BATON ROUGE, La. (AP) — Plants that were the sites of two chemical explosions a day apart in south Louisiana remained closed, and it could be months before federal investigators determine the causes of the blasts that killed three workers and sent nearly 100 others to hospitals last month.
The Occupational Safety and Health Administration has sent teams to both sites to investigate the explosions.
OSHA has six months to complete investigations, spokeswoman Diana Petterson said in an email.
"It's difficult to say at this time how long the investigations will take," she said.
The blast happened June 13 at Williams Olefins in Geismar and June 14 at CF Industries in Donaldsonville, both located in Ascension Parish, southeast of Baton Rouge. Two people remain hospitalized with injuries, one from each blast, according to company officials.
Plant officials say they don't have damage estimates and are uncertain when operations will resume.

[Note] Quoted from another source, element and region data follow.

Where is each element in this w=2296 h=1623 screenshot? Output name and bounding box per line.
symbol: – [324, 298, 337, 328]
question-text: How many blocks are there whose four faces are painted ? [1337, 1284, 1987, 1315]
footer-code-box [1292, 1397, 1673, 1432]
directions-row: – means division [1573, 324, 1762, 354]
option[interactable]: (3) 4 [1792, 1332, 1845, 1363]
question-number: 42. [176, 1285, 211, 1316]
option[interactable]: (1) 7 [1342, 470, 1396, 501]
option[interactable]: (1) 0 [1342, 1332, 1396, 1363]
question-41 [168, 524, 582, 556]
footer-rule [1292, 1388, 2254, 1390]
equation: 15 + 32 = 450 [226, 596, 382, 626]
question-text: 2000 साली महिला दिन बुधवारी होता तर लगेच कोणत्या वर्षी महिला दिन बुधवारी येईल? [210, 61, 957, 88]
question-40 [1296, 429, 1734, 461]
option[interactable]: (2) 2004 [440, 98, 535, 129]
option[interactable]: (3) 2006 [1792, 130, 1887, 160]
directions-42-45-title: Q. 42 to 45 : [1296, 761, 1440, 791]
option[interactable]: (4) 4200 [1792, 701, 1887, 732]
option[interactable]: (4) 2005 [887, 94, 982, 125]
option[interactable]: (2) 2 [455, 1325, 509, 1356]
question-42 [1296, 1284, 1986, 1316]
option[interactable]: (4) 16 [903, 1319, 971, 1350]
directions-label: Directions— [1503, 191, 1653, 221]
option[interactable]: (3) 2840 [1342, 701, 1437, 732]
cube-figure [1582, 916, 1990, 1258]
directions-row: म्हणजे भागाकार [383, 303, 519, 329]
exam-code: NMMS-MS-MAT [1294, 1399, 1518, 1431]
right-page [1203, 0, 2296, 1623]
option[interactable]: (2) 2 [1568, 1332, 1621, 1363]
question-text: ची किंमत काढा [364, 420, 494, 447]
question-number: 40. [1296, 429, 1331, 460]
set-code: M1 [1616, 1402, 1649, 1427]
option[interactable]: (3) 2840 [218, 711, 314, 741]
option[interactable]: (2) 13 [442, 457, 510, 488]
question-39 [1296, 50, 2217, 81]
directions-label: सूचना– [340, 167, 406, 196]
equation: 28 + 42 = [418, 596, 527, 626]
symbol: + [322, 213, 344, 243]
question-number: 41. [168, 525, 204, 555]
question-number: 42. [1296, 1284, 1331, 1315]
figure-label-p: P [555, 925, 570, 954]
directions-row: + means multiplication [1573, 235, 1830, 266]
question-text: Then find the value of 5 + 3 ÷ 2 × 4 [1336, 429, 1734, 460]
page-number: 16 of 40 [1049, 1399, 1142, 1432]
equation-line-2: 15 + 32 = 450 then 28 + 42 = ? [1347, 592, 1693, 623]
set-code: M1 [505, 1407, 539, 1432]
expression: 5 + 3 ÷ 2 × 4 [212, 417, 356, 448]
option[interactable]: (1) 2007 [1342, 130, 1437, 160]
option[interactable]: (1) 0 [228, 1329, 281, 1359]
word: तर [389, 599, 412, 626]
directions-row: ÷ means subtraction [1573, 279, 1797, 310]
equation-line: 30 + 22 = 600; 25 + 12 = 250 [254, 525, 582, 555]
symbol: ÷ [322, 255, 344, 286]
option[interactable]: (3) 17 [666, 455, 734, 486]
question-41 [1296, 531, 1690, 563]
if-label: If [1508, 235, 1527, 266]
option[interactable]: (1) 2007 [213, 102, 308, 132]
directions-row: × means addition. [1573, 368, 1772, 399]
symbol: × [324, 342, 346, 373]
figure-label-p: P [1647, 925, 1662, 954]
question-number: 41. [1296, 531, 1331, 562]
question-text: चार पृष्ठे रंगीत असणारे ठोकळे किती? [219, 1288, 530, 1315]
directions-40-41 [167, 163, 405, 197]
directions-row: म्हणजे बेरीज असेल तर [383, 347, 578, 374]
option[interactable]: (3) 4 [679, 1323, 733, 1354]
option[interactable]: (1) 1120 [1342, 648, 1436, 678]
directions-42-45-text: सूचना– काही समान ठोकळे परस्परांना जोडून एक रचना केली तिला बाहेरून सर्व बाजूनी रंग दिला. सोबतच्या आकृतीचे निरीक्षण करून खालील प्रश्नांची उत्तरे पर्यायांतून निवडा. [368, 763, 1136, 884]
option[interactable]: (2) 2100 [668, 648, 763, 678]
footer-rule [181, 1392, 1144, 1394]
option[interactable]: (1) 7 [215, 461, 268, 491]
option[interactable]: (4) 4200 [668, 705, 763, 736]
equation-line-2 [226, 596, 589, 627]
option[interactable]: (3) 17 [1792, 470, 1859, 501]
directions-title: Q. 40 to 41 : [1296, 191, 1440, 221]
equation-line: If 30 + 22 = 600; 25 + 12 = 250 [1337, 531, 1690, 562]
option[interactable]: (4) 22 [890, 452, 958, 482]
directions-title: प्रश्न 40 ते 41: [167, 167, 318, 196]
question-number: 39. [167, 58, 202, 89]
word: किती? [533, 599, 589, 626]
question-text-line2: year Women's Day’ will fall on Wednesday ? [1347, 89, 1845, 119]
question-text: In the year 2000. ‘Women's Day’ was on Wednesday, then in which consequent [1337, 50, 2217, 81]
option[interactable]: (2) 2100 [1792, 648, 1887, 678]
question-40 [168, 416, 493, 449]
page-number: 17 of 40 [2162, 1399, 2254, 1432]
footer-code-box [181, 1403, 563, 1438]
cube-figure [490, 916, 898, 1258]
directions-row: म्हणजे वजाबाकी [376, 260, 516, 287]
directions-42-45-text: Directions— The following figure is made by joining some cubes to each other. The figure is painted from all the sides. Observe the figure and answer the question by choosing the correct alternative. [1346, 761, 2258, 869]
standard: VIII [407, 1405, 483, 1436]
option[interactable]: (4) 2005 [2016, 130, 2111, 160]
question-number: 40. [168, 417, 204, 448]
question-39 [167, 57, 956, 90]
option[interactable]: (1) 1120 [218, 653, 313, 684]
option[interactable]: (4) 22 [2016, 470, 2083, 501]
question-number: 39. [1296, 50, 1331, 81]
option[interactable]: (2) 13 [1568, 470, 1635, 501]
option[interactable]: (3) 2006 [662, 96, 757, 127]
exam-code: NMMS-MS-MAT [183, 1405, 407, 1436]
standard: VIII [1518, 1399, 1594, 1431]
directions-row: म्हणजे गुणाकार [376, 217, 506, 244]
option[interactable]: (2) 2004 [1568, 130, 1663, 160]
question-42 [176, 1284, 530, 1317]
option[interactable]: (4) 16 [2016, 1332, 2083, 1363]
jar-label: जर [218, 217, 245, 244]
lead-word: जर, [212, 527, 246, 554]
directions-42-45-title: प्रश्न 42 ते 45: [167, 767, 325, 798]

Both companies employ more than 300 full-time employees, and Williams Olefins has hundreds of contract workers as part of an expansion project that was underway at the time of the explosion. Company officials have said that Williams Olefins employees will continue to get paid while the plant is shut down.
The Williams Olefins plant, where one person was killed, produces ethylene and propylene, raw materials for common plastics used for such things as bottles, trash can liners and grocery store bags.
The Geismar plant explosion involved a distillation tower that left two people dead and sent 91 people to the hospital for treatment.
The U.S. Chemical Safety Board, an independent federal agency that investigates major chemical accidents, offered some insight into just how quickly danger developed at Williams Olefins, saying it took only seconds for a chemical vapor cloud to ignite into a towering inferno.
In recent testimony before a congressional committee, Chemical Safety Board chairman Rafael Moure-Eraso explained the early morning explosion started in the propylene fractionator area of the plant and involved a large distillation tower that processes propylene, propane and other highly flammable hydrocarbons.
The equipment was operating normally until 8:36 a.m., Moure-Eraso said.
"There was a sudden catastrophic failure involving a heat exchanger and associated piping attached to the distillation tower," he told the committee. "The steel shell of the heat exchanger ripped open, and piping detached where it connected to the tower. The exact sequence and cause of these events remains to be determined."
There was a "large-scale" release of propylene, propane and other hydrocarbons that formed a 200 feet high vapor cloud that ignited within four seconds, Moure-Eraso said. The fire burned for four hours.
Company officials have said there were 839 employees and contract workers at the plant at the time of the explosion as part of its expansion project.
Meanwhile, the blast at CF Industries happened in a section of the plant that was in "turn-around" mode, meaning the facility was shut down for scheduled maintenance, company spokeswoman Blythe Lamonica said.
The accident occurred in the evening, during a shift change. Lamonica said there were 25 to 30 employees on site at the time. It is unclear how many workers were in the immediate area of the explosion.
While that site is still closed, maintenance activity has resumed on a very limited basis, she said. The 10 other plants located on the complex are opened and are fully operational, Lamonica said.
The explosion happened when nitrogen was being pumped from an 18-wheeler truck via a hose attached to a nitrogen distribution header. For unknown reasons, the header ruptured or burst, killing one employee and sending seven others to the hospital for treatment. Authorities say there was no fire or off-site chemical release.
CF Industries manufactures ammonia and other nitrogen fertilizers at the Donaldsonville site for agricultural and industrial use.
Plants that were the sites of two chemical explosions a day apart in south Louisiana remained closed, and it could be months before federal investigators determine the causes of the blasts that killed three workers and sent nearly 100 others to hospitals last month.